Professor Georgetown Bailey made a bigger proposal. Suppose you conducted a poll with a 5% response rate that showed Harris won four points and the second poll had a response rate of 35%, showing her winning rate of one point. In this case, you can infer that every 10 response rate increases Trump's profit margin every 10 points, Bailey said. So if the election's turnout is 65%, that should mean Trump's two points. Bailey admits it is an "a new way of thinking" and it is an understatement. But can you blame him?

Be clear, Even if Republicans are underestimated a few points, political polls may be valuable. For example, if the poll doesn't show that he lost to Trump for insurmountable profits, Biden may stay in the 2024 game, which is almost certainly underestimated.

The problem is that when the election is over, people expect the most from the polls, but given the inevitability of error, that is when the polls are the most inseparable. And if the behavior of answering a survey or being fully involved in politics is so closely related to one party, then the pollster can only do a lot.

Legendary Iowa pollster Ann Selzer has long hated the idea of ​​baking her assumptions into polls, which is why she uses weights for only a few variables (all populations).

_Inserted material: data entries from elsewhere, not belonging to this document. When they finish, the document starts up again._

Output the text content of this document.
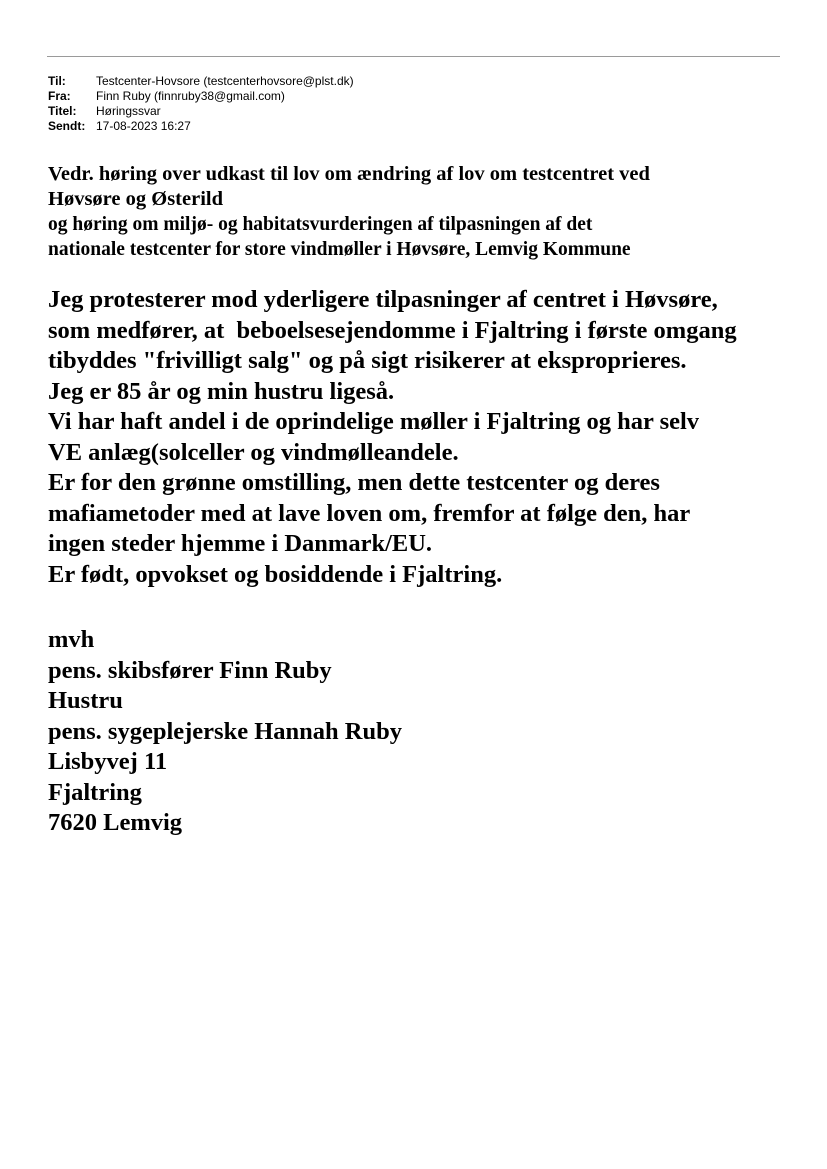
Til:	Testcenter-Hovsore (testcenterhovsore@plst.dk)
Fra:	Finn Ruby (finnruby38@gmail.com)
Titel:	Høringssvar
Sendt: 17-08-2023 16:27
Vedr. høring over udkast til lov om ændring af lov om testcentret ved
Høvsøre og Østerild
og høring om miljø- og habitatsvurderingen af tilpasningen af det
nationale testcenter for store vindmøller i Høvsøre, Lemvig Kommune
Jeg protesterer mod yderligere tilpasninger af centret i Høvsøre,
som medfører, at  beboelsesejendomme i Fjaltring i første omgang
tibyddes "frivilligt salg" og på sigt risikerer at eksproprieres.
Jeg er 85 år og min hustru ligeså.
Vi har haft andel i de oprindelige møller i Fjaltring og har selv
VE anlæg(solceller og vindmølleandele.
Er for den grønne omstilling, men dette testcenter og deres
mafiametoder med at lave loven om, fremfor at følge den, har
ingen steder hjemme i Danmark/EU.
Er født, opvokset og bosiddende i Fjaltring.
mvh
pens. skibsfører Finn Ruby
Hustru
pens. sygeplejerske Hannah Ruby
Lisbyvej 11
Fjaltring
7620 Lemvig
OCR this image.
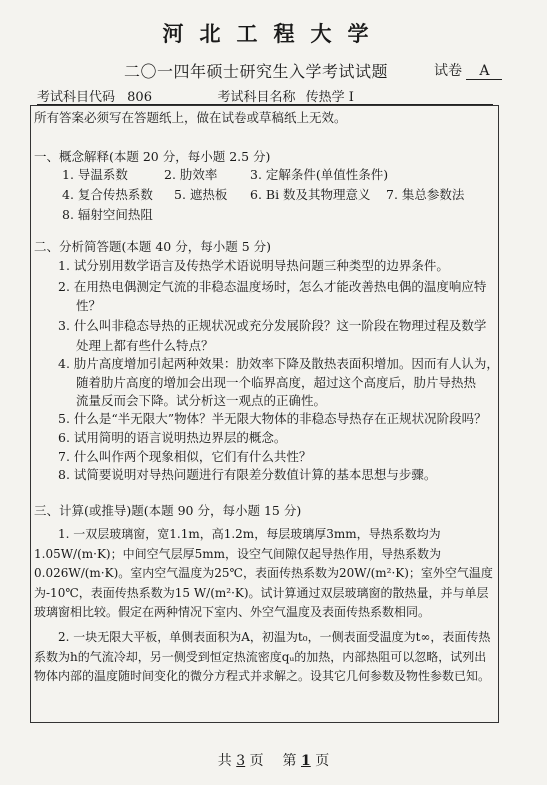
河北工程大学
二〇一四年硕士研究生入学考试试题	试卷 A
考试科目代码 806	考试科目名称 传热学 I
所有答案必须写在答题纸上，做在试卷或草稿纸上无效。
一、概念解释(本题 20 分，每小题 2.5 分)
1. 导温系数	2. 肋效率	3. 定解条件(单值性条件)
4. 复合传热系数 5. 遮热板 6. Bi 数及其物理意义 7. 集总参数法
8. 辐射空间热阻
二、分析简答题(本题 40 分，每小题 5 分)
1. 试分别用数学语言及传热学术语说明导热问题三种类型的边界条件。
2. 在用热电偶测定气流的非稳态温度场时，怎么才能改善热电偶的温度响应特
性？
3. 什么叫非稳态导热的正规状况或充分发展阶段？这一阶段在物理过程及数学
处理上都有些什么特点？
4. 肋片高度增加引起两种效果：肋效率下降及散热表面积增加。因而有人认为，
随着肋片高度的增加会出现一个临界高度，超过这个高度后，肋片导热热
流量反而会下降。试分析这一观点的正确性。
5. 什么是“半无限大”物体？半无限大物体的非稳态导热存在正规状况阶段吗？
6. 试用简明的语言说明热边界层的概念。
7. 什么叫作两个现象相似，它们有什么共性？
8. 试简要说明对导热问题进行有限差分数值计算的基本思想与步骤。
三、计算(或推导)题(本题 90 分，每小题 15 分)
1. 一双层玻璃窗，宽1.1m，高1.2m，每层玻璃厚3mm，导热系数均为1.05W/(m·K)；中间空气层厚5mm，设空气间隙仅起导热作用，导热系数为0.026W/(m·K)。室内空气温度为25℃，表面传热系数为20W/(m²·K)；室外空气温度为-10℃，表面传热系数为15 W/(m²·K)。试计算通过双层玻璃窗的散热量，并与单层玻璃窗相比较。假定在两种情况下室内、外空气温度及表面传热系数相同。
2. 一块无限大平板，单侧表面积为A，初温为t₀，一侧表面受温度为t∞，表面传热系数为h的气流冷却，另一侧受到恒定热流密度qᵤ的加热，内部热阻可以忽略，试列出物体内部的温度随时间变化的微分方程式并求解之。设其它几何参数及物性参数已知。
共 3 页 第 1 页
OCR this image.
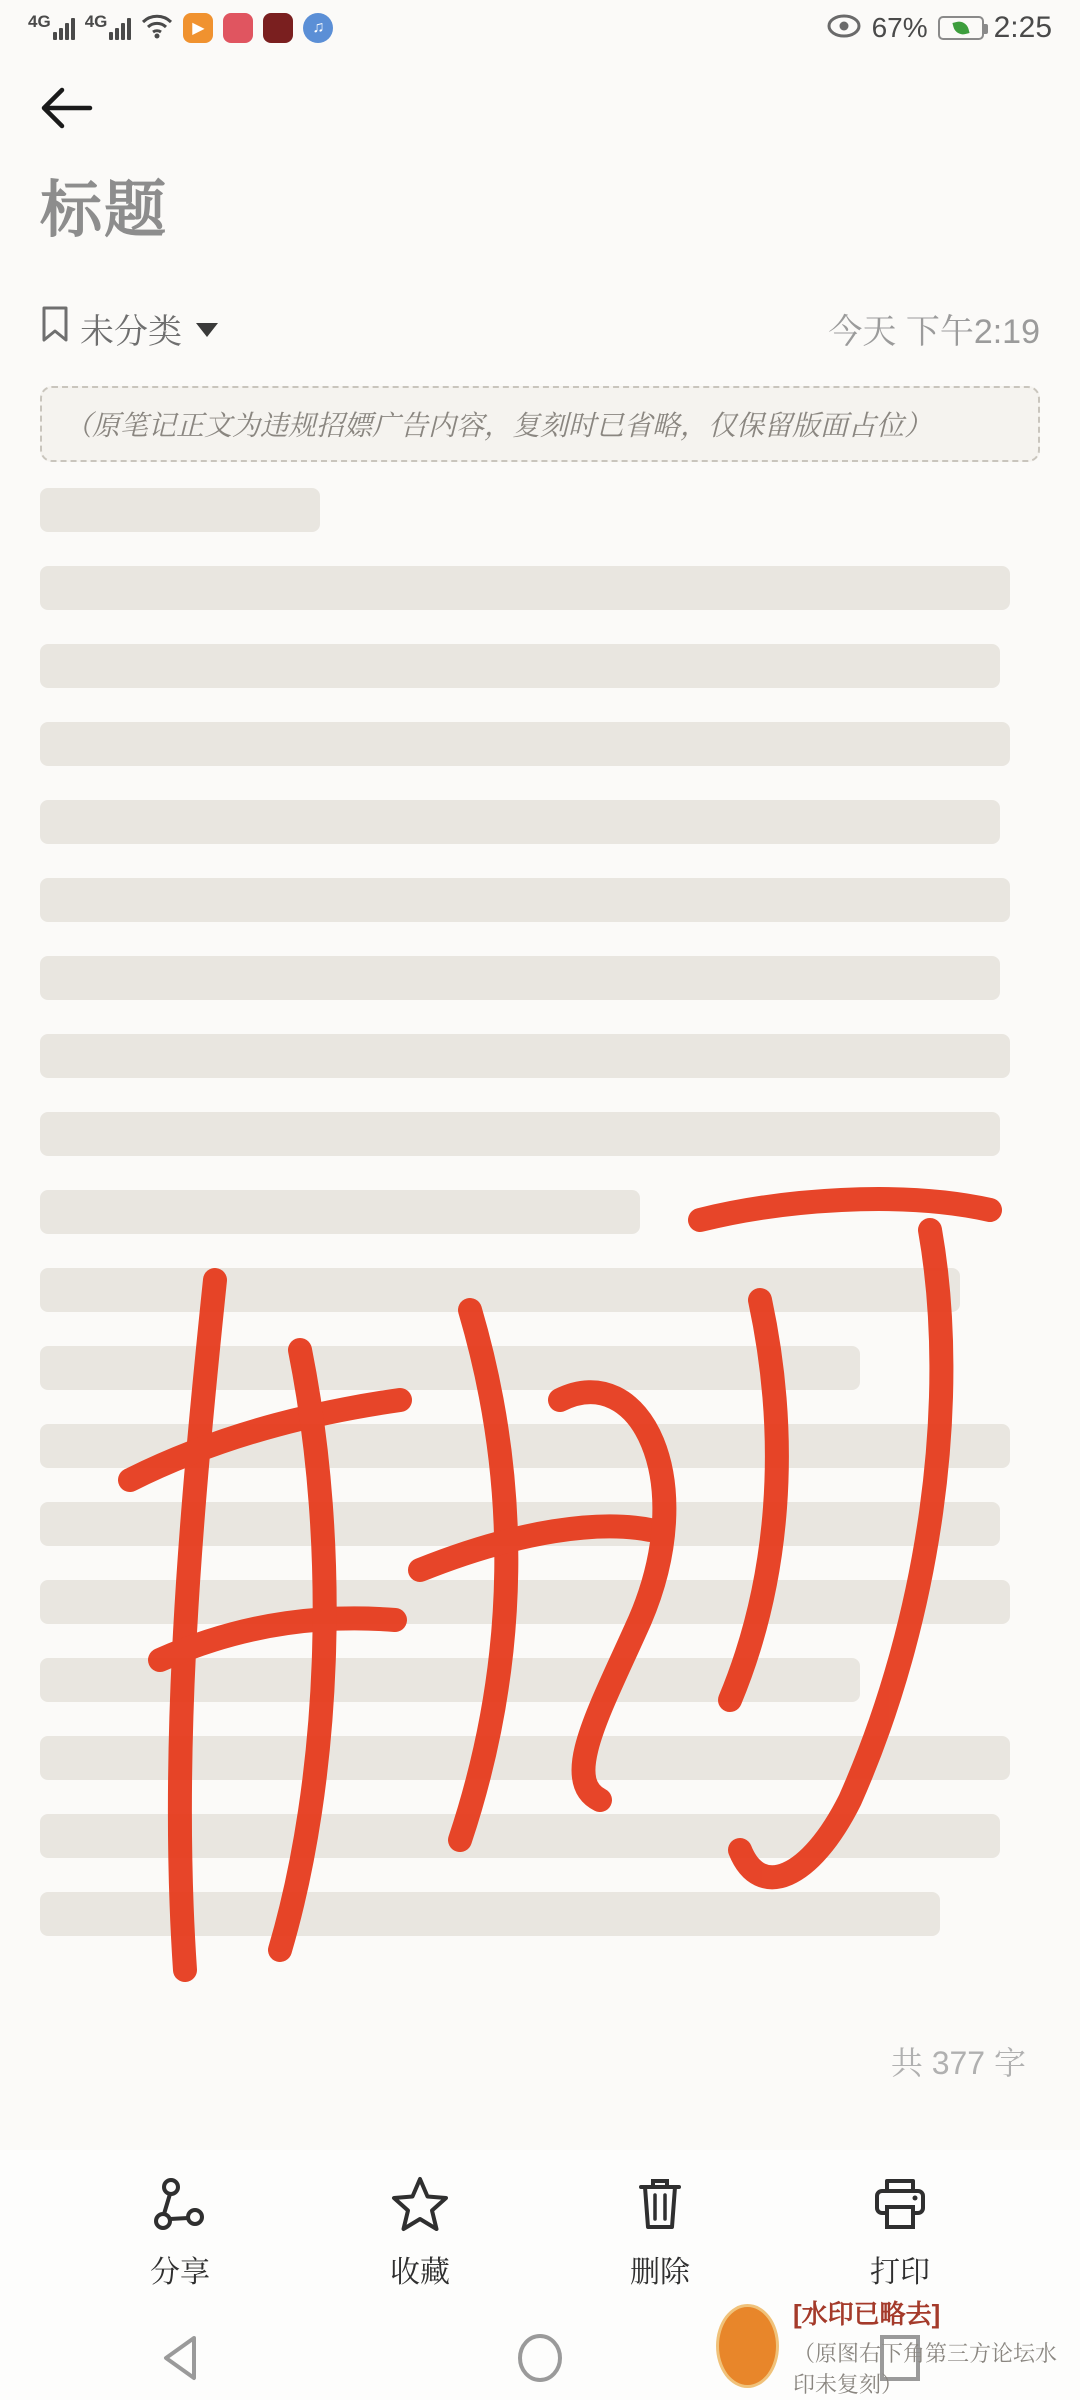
4G 4G	▶	♫	67% 2:25
标题
未分类	今天 下午2:19
（原笔记正文为违规招嫖广告内容，复刻时已省略，仅保留版面占位）
共 377 字
分享	收藏	删除	打印
[水印已略去]
（原图右下角第三方论坛水印未复刻）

For decades, this stubborn refusal to presumably guess that she can win both accurate poll results and the admiration of those who study polls: In 2016, a 538 article called her "the best poller in politics."

Selzer's final poll for 2024 showed Harris was three percentage points ahead of Iowa. Three days later, Trump will win the state by 13 points, an amazing 16 points.

Weeks after the election, Selzer released an investigation into what might be wrong. "For the pursuit, I found nothing that I had made the point of elucidation missing." The same day the analysis was published, she retired from the election vote.